Money was the only language he truly understood.

Cameron reached out and snatched the map, staring at it intently.

His lips moved as he muttered technical terms—"water pressure, camera tracks, fracture points."

Link knew it then.

The movie was already rolling in Cameron's mind.

The air in the room turned scorching hot.

Suddenly—

Bang.

Cameron slammed the table.

"Good!" His eyes blazed. "If it's one-to-one, then we do it all the way!"

"I want the original Titanic blueprints!

Every rivet, every plank—accurate down to the millimeter. I want audiences to feel how monumental that ship really was."

Shaye's face, which had just begun to relax, twitched again.

"And another thing," Cameron's voice rose, sharp and fierce. "I don't want a model! I want a real steel ship—one that floats!

I want to break it in half on camera and sink it for real!"
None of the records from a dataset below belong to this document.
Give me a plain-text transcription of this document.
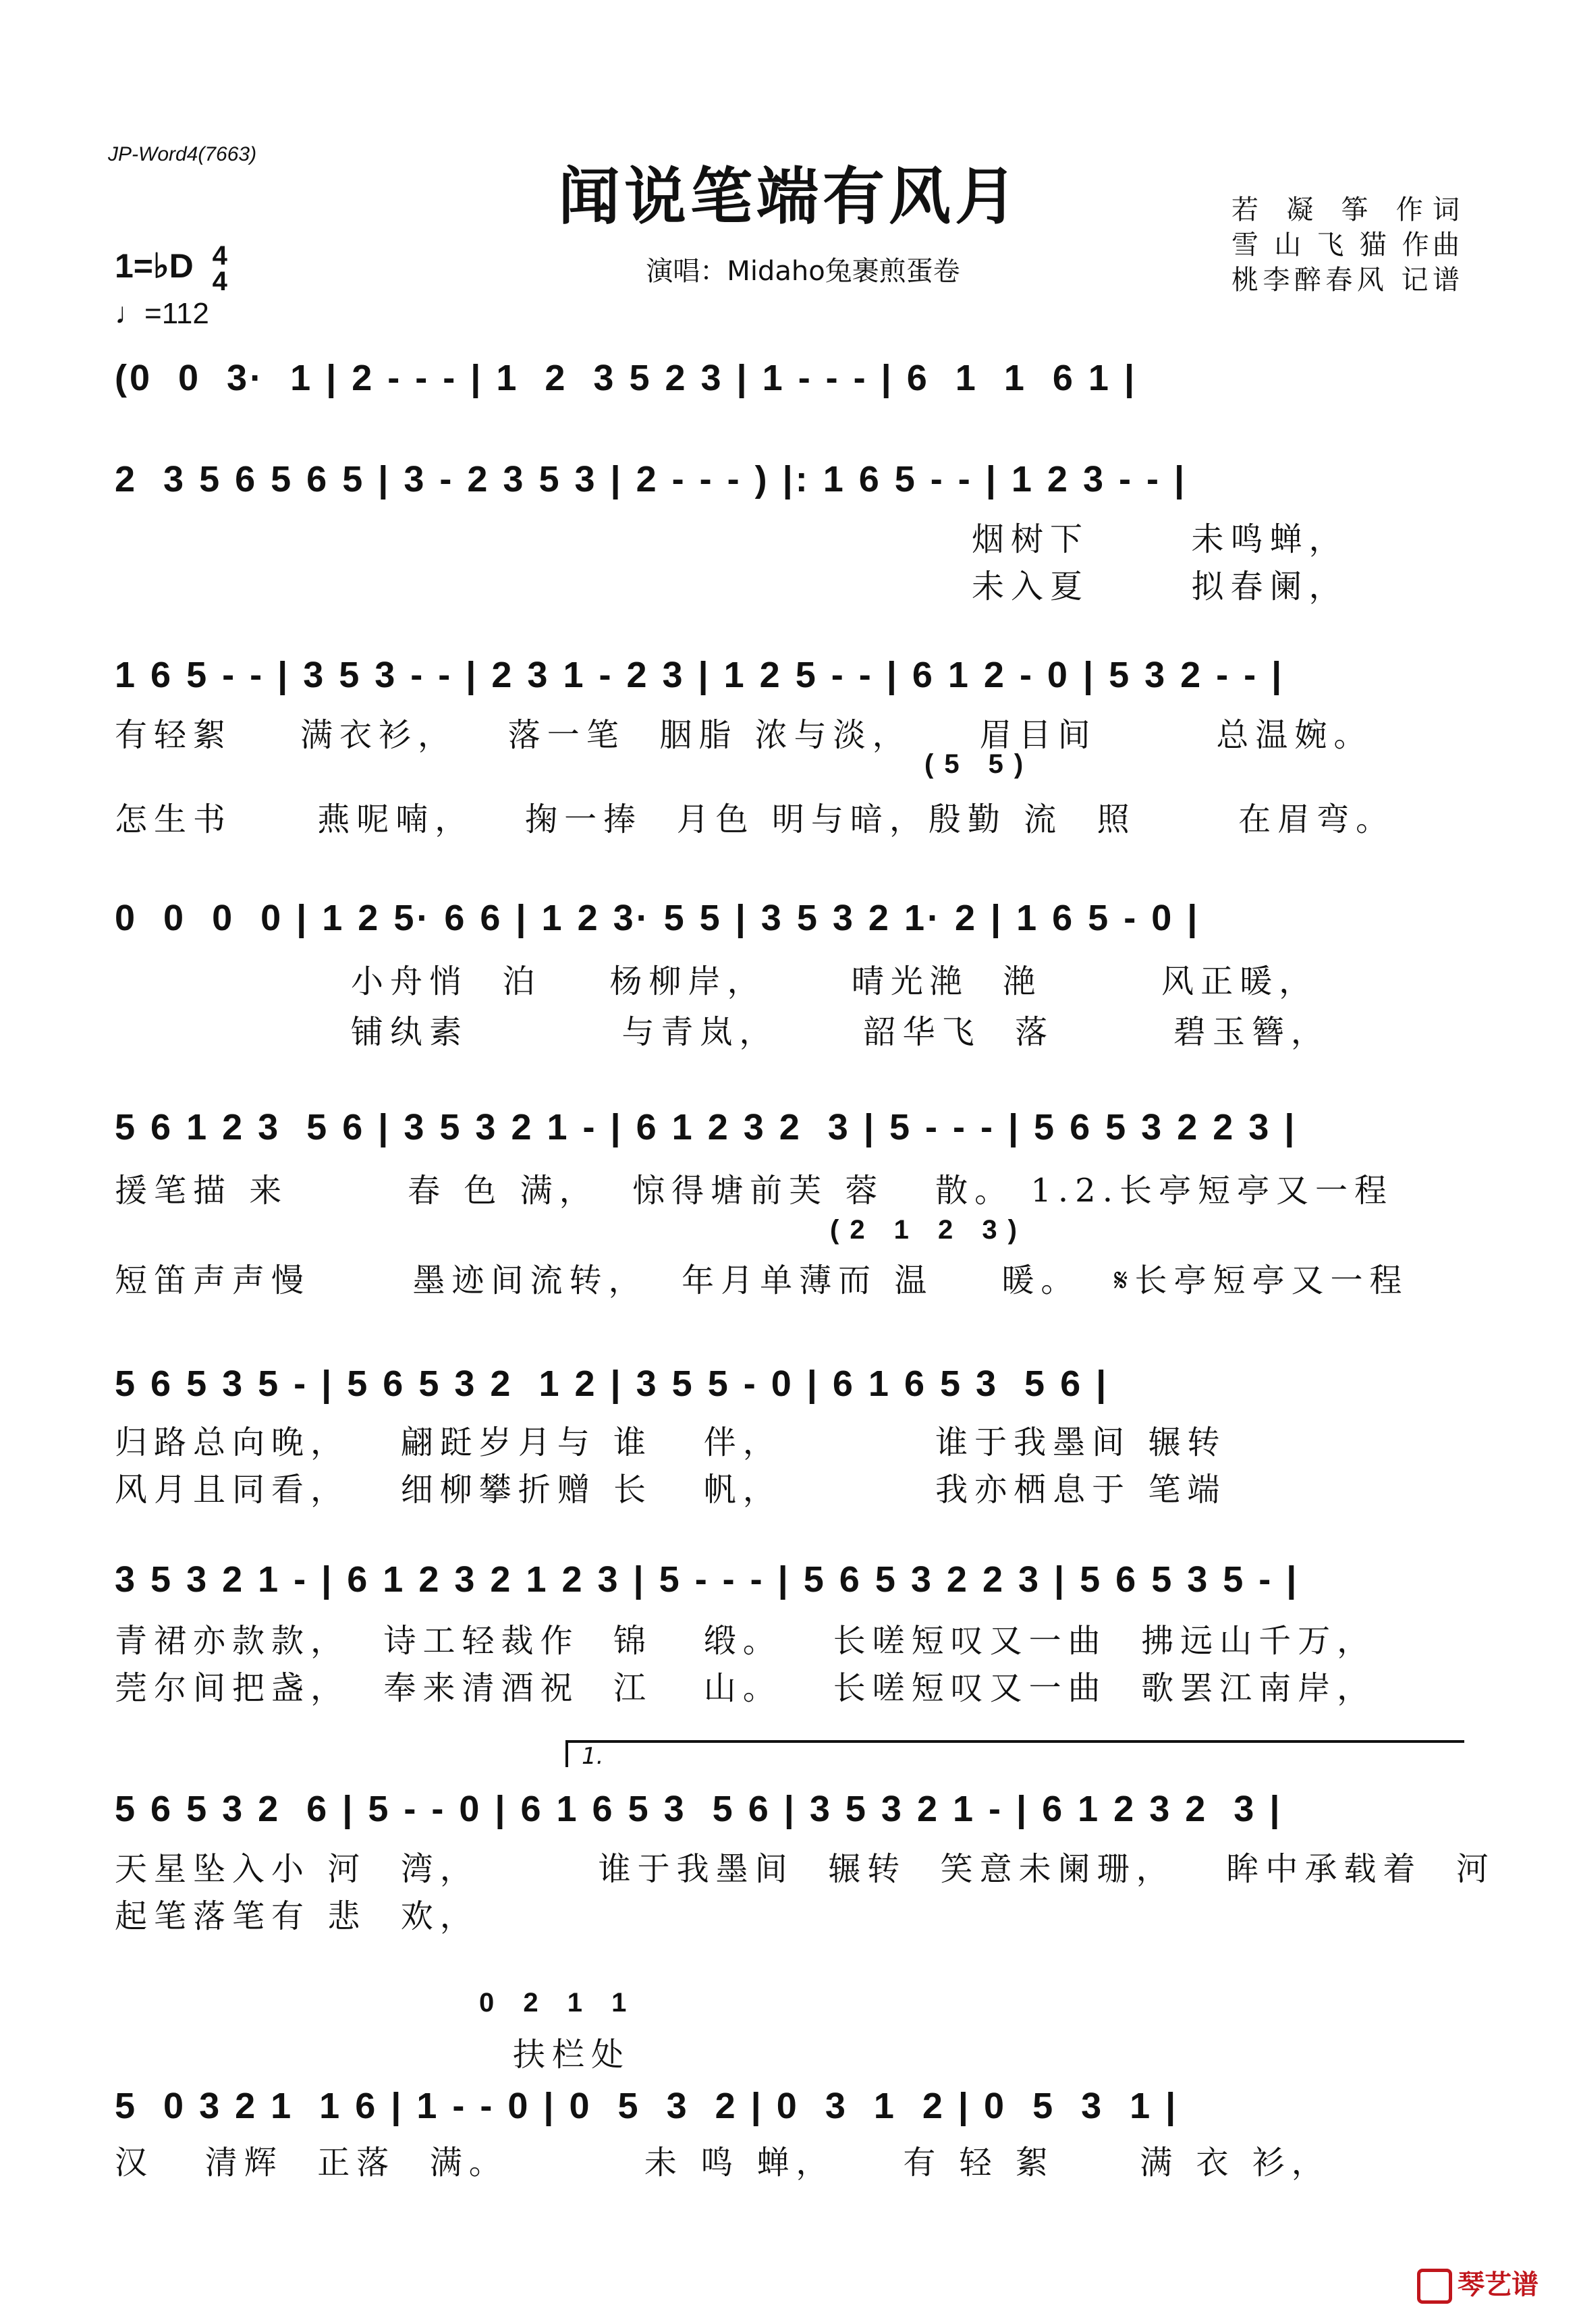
JP-Word4(7663)
闻说笔端有风月
演唱：Midaho兔裹煎蛋卷
若 凝 筝 作词
雪 山 飞 猫 作曲
桃李醉春风 记谱
1=♭D 4
4
♩=112
(0  0  3·  1 | 2 - - - | 1  2  3 5 2 3 | 1 - - - | 6  1  1  6 1 |
2  3 5 6 5 6 5 | 3 - 2 3 5 3 | 2 - - - ) |: 1 6 5 - - | 1 2 3 - - |
烟树下      未鸣蝉，
未入夏      拟春阑，
1 6 5 - - | 3 5 3 - - | 2 3 1 - 2 3 | 1 2 5 - - | 6 1 2 - 0 | 5 3 2 - - |
有轻絮    满衣衫，   落一笔  胭脂 浓与淡，    眉目间       总温婉。
(5 5)
怎生书     燕呢喃，   掬一捧  月色 明与暗，殷勤 流  照      在眉弯。
0  0  0  0 | 1 2 5· 6 6 | 1 2 3· 5 5 | 3 5 3 2 1· 2 | 1 6 5 - 0 |
小舟悄  泊    杨柳岸，     晴光滟  滟       风正暖，
铺纨素         与青岚，     韶华飞  落       碧玉簪，
5 6 1 2 3  5 6 | 3 5 3 2 1 - | 6 1 2 3 2  3 | 5 - - - | 5 6 5 3 2 2 3 |
援笔描 来       春 色 满，  惊得塘前芙 蓉   散。 1.2.长亭短亭又一程
(2 1 2 3)
短笛声声慢      墨迹间流转，  年月单薄而 温    暖。  𝄋长亭短亭又一程
5 6 5 3 5 - | 5 6 5 3 2  1 2 | 3 5 5 - 0 | 6 1 6 5 3  5 6 |
归路总向晚，   翩跹岁月与 谁   伴，         谁于我墨间 辗转
风月且同看，   细柳攀折赠 长   帆，         我亦栖息于 笔端
3 5 3 2 1 - | 6 1 2 3 2 1 2 3 | 5 - - - | 5 6 5 3 2 2 3 | 5 6 5 3 5 - |
青裙亦款款，  诗工轻裁作  锦   缎。   长嗟短叹又一曲  拂远山千万，
莞尔间把盏，  奉来清酒祝  江   山。   长嗟短叹又一曲  歌罢江南岸，
1.
5 6 5 3 2  6 | 5 - - 0 | 6 1 6 5 3  5 6 | 3 5 3 2 1 - | 6 1 2 3 2  3 |
天星坠入小 河  湾，       谁于我墨间  辗转  笑意未阑珊，   眸中承载着  河
起笔落笔有 悲  欢，
0 2 1 1
扶栏处
5  0 3 2 1  1 6 | 1 - - 0 | 0  5  3  2 | 0  3  1  2 | 0  5  3  1 |
汉   清辉  正落  满。        未 鸣 蝉，    有 轻 絮     满 衣 衫，
琴艺谱
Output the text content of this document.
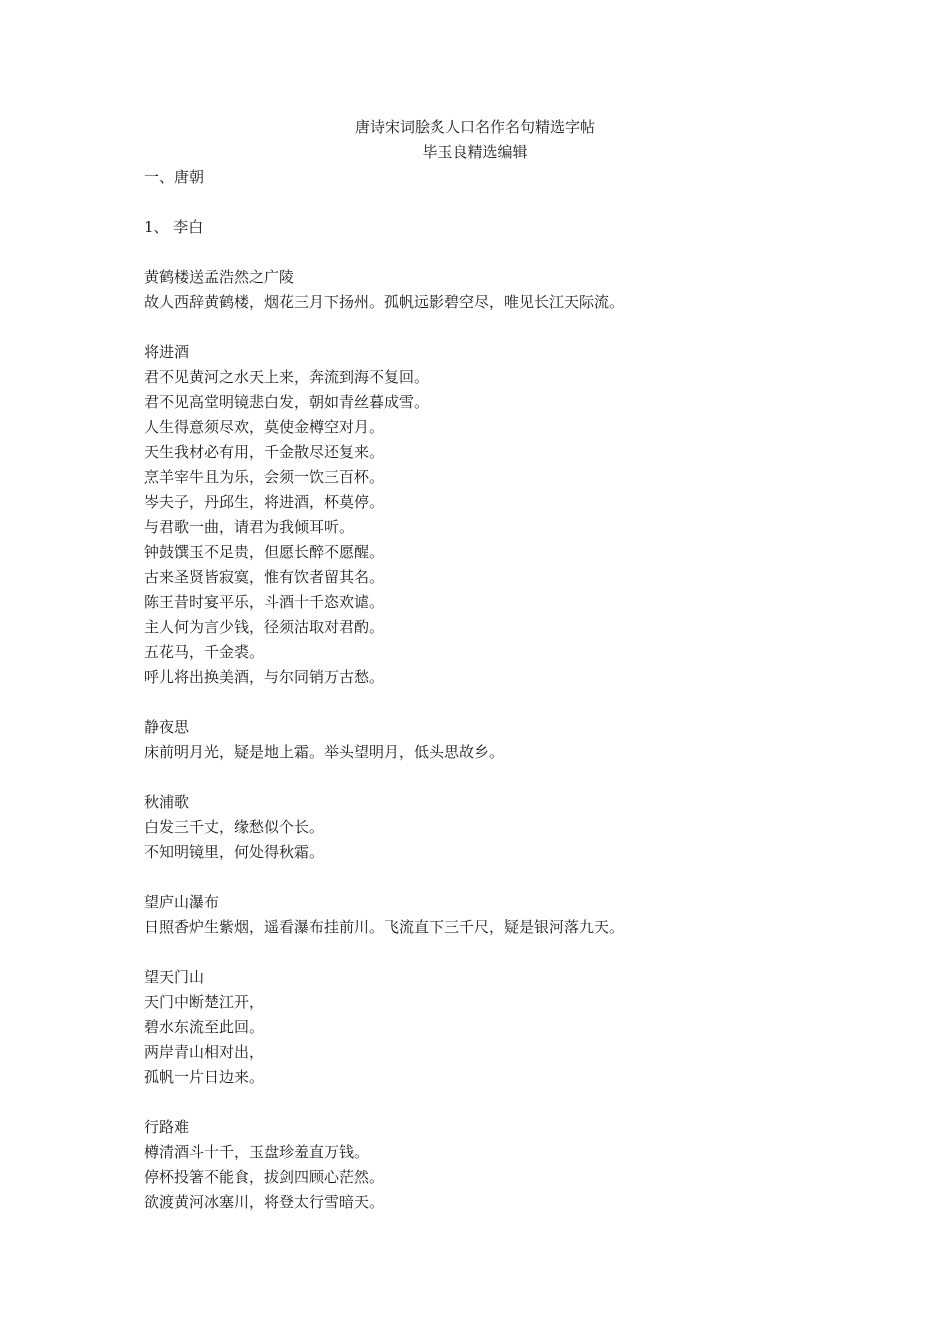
唐诗宋词脍炙人口名作名句精选字帖
毕玉良精选编辑
一、唐朝
1、 李白
黄鹤楼送孟浩然之广陵
故人西辞黄鹤楼，烟花三月下扬州。孤帆远影碧空尽，唯见长江天际流。
将进酒
君不见黄河之水天上来，奔流到海不复回。
君不见高堂明镜悲白发，朝如青丝暮成雪。
人生得意须尽欢，莫使金樽空对月。
天生我材必有用，千金散尽还复来。
烹羊宰牛且为乐，会须一饮三百杯。
岑夫子，丹邱生，将进酒，杯莫停。
与君歌一曲，请君为我倾耳听。
钟鼓馔玉不足贵，但愿长醉不愿醒。
古来圣贤皆寂寞，惟有饮者留其名。
陈王昔时宴平乐，斗酒十千恣欢谑。
主人何为言少钱，径须沽取对君酌。
五花马，千金裘。
呼儿将出换美酒，与尔同销万古愁。
静夜思
床前明月光，疑是地上霜。举头望明月，低头思故乡。
秋浦歌
白发三千丈，缘愁似个长。
不知明镜里，何处得秋霜。
望庐山瀑布
日照香炉生紫烟，遥看瀑布挂前川。飞流直下三千尺，疑是银河落九天。
望天门山
天门中断楚江开，
碧水东流至此回。
两岸青山相对出，
孤帆一片日边来。
行路难
樽清酒斗十千，玉盘珍羞直万钱。
停杯投箸不能食，拔剑四顾心茫然。
欲渡黄河冰塞川，将登太行雪暗天。
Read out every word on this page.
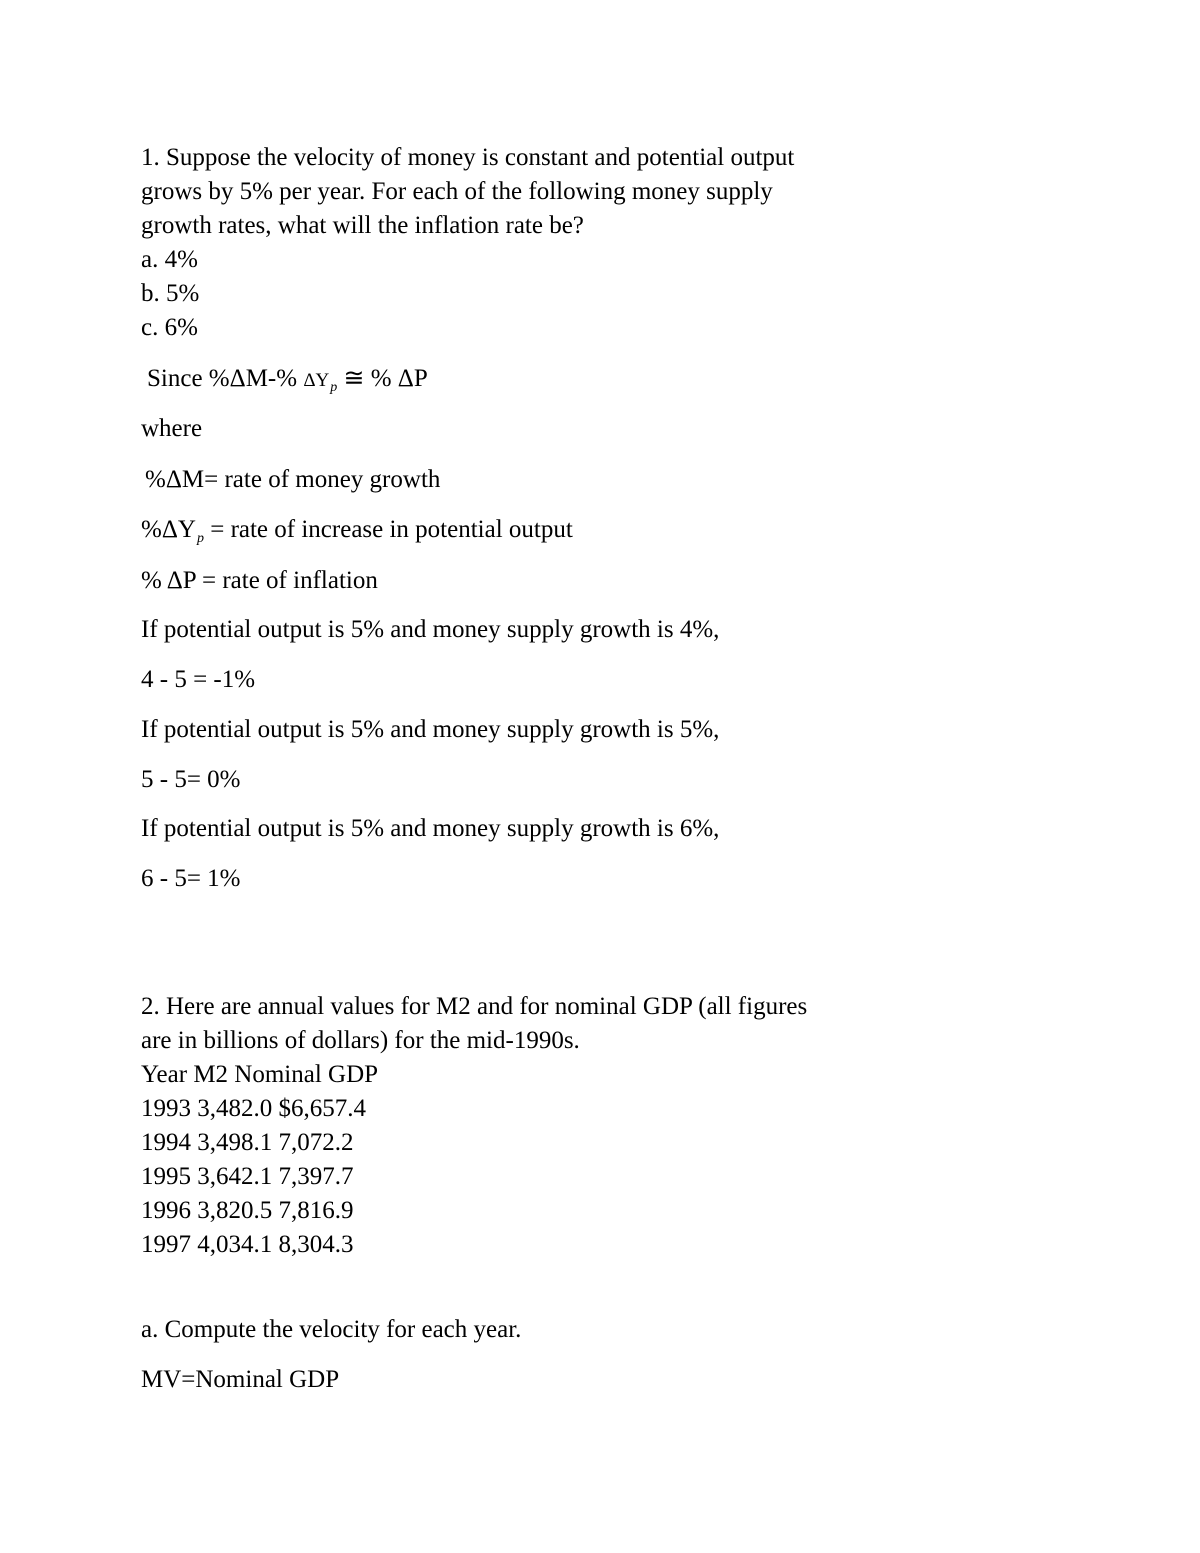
1. Suppose the velocity of money is constant and potential output
grows by 5% per year. For each of the following money supply
growth rates, what will the inflation rate be?
a. 4%
b. 5%
c. 6%
Since %ΔM-% $\Delta Y_p$ ≅ % ΔP
where
%ΔM= rate of money growth
$\%\Delta Y_p$ = rate of increase in potential output
% ΔP = rate of inflation
If potential output is 5% and money supply growth is 4%,
4 - 5 = -1%
If potential output is 5% and money supply growth is 5%,
5 - 5= 0%
If potential output is 5% and money supply growth is 6%,
6 - 5= 1%
2. Here are annual values for M2 and for nominal GDP (all figures
are in billions of dollars) for the mid-1990s.
Year M2 Nominal GDP
1993 3,482.0 $6,657.4
1994 3,498.1 7,072.2
1995 3,642.1 7,397.7
1996 3,820.5 7,816.9
1997 4,034.1 8,304.3
a. Compute the velocity for each year.
MV=Nominal GDP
"Whoa, whoa, whoa!" Shaye jumped to his feet, slamming the table. His voice cracked.

"James! This is a movie, not a damn historical reenactment! That's not in the budget!"

Cameron slowly turned his head, his gaze ice-cold.

Without a word, he picked up the map on the table.

—Rip.

The paper tore cleanly in two.

The sound was sharper than any shout.

He tossed the pieces down, pointed straight at Link, and said in a voice cold enough to freeze the room:

"What I want isn't a map to some beach."

"What I want is a ship's blueprint."

He grabbed his coat, slung it over his shoulder, and stared straight at Shaye.

"Add shipbuilding and sinking costs to the budget. Now.

Otherwise—" He paused, blue eyes burning.

"Go find a director who knows how to shoot movies with toy models."